Erasmo de Roterdão para combater a superstição e o obscurantismo vigentes fazia a Loucura citar Sófocles: “Quanto maior for a sabedoria, menos feliz a vida”. Ora, este parece ser o lema da programação atual dos canais de televisão. Promove-se a ignorância e até a boçalidade a figuras públicas. Bem dizia Erasmo, “o insano ri-se do insano e mutuamente se divertem. Vereis não raramente que o mais insano é o que ri com maior veemência”.
Mas não se fica por aqui a programação televisiva, os canais encetaram uma estranha cruzada bem ao estilo salazarista, para mostrar que, cada vez mais pobres, com mais exploração e mais desigualdades, as pessoas podem ser mais felizes. Curiosamente afinam todos pelo mesmo diapasão, será este o pluralismo “a que temos direito” ou será antes exemplo da “sã concorrência” da economia de mercado?

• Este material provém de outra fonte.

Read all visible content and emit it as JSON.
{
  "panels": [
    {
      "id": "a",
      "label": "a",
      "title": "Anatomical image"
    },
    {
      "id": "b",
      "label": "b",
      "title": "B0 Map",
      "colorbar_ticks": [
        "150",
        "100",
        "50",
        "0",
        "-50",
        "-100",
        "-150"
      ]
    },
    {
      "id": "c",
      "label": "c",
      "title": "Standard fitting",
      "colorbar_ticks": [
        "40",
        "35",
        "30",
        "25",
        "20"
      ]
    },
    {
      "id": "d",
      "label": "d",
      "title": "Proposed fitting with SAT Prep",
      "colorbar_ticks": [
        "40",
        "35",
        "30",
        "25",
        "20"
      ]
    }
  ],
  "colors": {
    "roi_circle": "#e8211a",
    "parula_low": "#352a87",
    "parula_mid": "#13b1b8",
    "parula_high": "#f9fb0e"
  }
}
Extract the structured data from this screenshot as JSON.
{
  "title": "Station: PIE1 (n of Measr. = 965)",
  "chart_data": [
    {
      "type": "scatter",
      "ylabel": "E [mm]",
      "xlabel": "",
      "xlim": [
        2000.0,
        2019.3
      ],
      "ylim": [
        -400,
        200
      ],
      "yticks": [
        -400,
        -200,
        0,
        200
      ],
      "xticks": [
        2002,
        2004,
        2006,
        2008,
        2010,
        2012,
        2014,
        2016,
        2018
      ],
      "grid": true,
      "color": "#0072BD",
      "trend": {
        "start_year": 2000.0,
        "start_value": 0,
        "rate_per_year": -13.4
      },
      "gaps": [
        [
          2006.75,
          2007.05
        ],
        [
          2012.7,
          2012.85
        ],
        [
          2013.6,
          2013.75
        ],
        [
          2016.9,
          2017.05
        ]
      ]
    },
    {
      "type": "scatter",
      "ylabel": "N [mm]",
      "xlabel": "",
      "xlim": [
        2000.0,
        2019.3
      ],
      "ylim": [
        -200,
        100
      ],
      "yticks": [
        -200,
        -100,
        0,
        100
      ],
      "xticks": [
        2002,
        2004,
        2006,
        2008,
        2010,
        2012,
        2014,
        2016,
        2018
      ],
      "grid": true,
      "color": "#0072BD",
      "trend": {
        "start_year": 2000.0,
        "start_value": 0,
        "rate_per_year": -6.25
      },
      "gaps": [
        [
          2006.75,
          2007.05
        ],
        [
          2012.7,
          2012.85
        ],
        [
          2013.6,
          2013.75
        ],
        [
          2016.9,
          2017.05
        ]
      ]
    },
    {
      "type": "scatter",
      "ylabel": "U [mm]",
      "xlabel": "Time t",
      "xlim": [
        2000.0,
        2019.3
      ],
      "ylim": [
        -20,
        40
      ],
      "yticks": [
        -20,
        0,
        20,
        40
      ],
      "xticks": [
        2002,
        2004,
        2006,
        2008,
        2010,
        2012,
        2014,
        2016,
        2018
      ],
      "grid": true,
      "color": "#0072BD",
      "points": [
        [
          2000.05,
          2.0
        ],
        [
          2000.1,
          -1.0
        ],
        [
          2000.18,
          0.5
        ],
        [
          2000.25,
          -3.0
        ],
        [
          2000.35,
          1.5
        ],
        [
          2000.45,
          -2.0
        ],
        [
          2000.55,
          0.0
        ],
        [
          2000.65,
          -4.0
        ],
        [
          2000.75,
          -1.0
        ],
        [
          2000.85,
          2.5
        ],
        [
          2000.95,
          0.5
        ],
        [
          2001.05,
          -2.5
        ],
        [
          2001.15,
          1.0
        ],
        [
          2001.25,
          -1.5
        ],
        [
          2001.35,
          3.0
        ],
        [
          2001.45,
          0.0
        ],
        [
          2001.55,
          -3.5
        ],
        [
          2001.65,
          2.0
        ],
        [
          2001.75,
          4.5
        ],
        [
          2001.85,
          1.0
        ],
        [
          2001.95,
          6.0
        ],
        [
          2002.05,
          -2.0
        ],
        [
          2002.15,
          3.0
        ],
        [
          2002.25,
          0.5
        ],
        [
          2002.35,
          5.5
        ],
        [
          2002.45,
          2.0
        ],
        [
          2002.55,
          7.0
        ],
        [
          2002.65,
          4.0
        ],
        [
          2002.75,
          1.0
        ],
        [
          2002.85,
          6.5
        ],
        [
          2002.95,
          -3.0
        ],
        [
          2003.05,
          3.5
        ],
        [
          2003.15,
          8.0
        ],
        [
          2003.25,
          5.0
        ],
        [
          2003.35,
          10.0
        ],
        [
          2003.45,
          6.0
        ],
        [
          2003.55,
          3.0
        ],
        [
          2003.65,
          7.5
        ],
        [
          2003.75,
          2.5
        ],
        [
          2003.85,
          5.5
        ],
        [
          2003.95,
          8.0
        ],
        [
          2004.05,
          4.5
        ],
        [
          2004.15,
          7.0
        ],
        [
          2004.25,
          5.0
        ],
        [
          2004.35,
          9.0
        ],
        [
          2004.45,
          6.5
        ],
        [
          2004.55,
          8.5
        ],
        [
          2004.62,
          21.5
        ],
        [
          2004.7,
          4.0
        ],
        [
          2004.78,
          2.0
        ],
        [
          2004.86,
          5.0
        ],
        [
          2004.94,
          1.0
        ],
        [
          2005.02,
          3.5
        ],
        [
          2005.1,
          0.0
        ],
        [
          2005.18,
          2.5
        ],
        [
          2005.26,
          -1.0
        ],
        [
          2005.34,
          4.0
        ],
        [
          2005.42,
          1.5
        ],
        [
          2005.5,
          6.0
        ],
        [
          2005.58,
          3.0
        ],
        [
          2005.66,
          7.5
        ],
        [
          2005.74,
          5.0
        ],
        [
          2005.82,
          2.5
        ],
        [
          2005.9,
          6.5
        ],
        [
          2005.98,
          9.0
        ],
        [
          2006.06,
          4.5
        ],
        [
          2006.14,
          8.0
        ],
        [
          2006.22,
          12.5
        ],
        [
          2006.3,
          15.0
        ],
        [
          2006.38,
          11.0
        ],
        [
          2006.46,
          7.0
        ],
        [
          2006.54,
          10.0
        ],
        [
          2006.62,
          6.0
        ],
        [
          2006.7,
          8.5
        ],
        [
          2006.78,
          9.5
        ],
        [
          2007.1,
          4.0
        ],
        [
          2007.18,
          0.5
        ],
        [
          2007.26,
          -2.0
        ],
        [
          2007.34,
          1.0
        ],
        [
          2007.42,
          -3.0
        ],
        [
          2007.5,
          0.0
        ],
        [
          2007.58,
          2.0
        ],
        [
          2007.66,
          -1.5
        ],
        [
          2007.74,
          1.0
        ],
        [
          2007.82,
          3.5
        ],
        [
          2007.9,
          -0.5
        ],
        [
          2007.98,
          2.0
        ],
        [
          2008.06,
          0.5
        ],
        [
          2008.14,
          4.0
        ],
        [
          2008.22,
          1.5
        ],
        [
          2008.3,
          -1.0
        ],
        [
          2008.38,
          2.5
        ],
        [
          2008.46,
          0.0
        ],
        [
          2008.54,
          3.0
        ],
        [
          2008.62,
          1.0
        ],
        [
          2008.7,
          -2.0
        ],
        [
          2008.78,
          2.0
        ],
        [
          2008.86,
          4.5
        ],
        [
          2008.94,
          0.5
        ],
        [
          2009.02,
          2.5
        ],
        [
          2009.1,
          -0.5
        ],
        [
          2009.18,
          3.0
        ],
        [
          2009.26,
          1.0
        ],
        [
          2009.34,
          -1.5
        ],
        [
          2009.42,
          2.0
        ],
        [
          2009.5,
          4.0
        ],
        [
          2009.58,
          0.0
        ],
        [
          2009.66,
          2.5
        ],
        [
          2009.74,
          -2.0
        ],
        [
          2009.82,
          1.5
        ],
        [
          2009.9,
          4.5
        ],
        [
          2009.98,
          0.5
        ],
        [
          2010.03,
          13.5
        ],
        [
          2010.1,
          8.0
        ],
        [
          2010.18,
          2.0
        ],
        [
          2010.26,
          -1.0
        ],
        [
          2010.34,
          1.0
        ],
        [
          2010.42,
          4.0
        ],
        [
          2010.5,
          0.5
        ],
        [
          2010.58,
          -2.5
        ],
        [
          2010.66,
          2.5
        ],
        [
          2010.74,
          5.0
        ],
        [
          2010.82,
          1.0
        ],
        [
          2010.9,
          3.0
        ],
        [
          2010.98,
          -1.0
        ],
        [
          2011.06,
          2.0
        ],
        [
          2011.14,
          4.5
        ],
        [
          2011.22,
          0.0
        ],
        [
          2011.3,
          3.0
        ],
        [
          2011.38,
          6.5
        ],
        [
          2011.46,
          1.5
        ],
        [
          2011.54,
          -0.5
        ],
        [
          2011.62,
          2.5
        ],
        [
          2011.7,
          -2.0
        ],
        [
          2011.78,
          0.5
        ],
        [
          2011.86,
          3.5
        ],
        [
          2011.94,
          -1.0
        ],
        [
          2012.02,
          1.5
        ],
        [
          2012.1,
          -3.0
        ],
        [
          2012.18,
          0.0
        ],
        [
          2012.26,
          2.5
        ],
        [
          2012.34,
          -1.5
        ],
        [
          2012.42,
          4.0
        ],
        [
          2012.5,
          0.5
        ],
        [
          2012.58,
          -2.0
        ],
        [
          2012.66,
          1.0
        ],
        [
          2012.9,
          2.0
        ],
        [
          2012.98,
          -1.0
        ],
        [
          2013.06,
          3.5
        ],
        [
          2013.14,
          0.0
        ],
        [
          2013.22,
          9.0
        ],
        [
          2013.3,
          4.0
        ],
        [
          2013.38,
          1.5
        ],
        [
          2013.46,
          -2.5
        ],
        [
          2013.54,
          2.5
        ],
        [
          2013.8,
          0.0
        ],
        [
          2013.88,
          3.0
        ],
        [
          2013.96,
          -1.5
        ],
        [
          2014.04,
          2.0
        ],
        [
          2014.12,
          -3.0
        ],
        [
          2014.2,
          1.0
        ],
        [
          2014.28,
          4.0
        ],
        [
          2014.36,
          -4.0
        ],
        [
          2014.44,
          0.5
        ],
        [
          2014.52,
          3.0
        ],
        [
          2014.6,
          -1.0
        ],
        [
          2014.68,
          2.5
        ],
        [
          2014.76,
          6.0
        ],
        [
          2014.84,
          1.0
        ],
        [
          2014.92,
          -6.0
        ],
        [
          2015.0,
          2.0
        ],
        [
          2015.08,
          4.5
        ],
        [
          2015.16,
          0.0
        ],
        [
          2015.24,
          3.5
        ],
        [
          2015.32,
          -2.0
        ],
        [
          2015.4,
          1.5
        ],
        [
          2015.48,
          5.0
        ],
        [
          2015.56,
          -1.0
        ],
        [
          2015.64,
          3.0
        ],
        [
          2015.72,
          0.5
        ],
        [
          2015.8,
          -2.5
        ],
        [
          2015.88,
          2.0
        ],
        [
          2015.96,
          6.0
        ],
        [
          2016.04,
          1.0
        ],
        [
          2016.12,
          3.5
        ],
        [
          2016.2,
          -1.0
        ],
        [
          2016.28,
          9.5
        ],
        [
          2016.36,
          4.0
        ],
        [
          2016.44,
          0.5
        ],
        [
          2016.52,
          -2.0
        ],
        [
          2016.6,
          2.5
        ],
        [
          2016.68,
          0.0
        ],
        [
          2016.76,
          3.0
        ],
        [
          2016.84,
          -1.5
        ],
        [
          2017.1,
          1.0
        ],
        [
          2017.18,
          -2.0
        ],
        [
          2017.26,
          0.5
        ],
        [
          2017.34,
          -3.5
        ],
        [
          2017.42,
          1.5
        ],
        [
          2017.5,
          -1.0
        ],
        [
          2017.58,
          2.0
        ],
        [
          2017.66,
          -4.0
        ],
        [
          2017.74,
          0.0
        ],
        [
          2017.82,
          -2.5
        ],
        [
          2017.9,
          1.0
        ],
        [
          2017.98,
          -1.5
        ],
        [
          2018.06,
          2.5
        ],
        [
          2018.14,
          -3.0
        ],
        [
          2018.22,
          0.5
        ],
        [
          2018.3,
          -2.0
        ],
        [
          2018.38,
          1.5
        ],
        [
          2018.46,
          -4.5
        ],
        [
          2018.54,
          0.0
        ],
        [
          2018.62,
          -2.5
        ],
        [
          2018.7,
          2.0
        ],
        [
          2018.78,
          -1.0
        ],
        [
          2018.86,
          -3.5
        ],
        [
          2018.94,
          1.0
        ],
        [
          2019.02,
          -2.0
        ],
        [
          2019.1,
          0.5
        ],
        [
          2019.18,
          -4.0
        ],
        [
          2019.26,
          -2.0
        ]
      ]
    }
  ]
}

Bem ao estilo salazarento “os estultos que recolhem numerário e governam o leme da república” (Erasmo) e os inefáveis comentadores avençados, vêm com o sorriso de esforçados vendedores dar conselhos donde ressalta o conformismo, a aceitação passiva das condições sociais, misturados com voluntarismos nacionalistas para os mais fracos, enquanto o grande capital vai levando o “seu” dinheiro para outras paragens.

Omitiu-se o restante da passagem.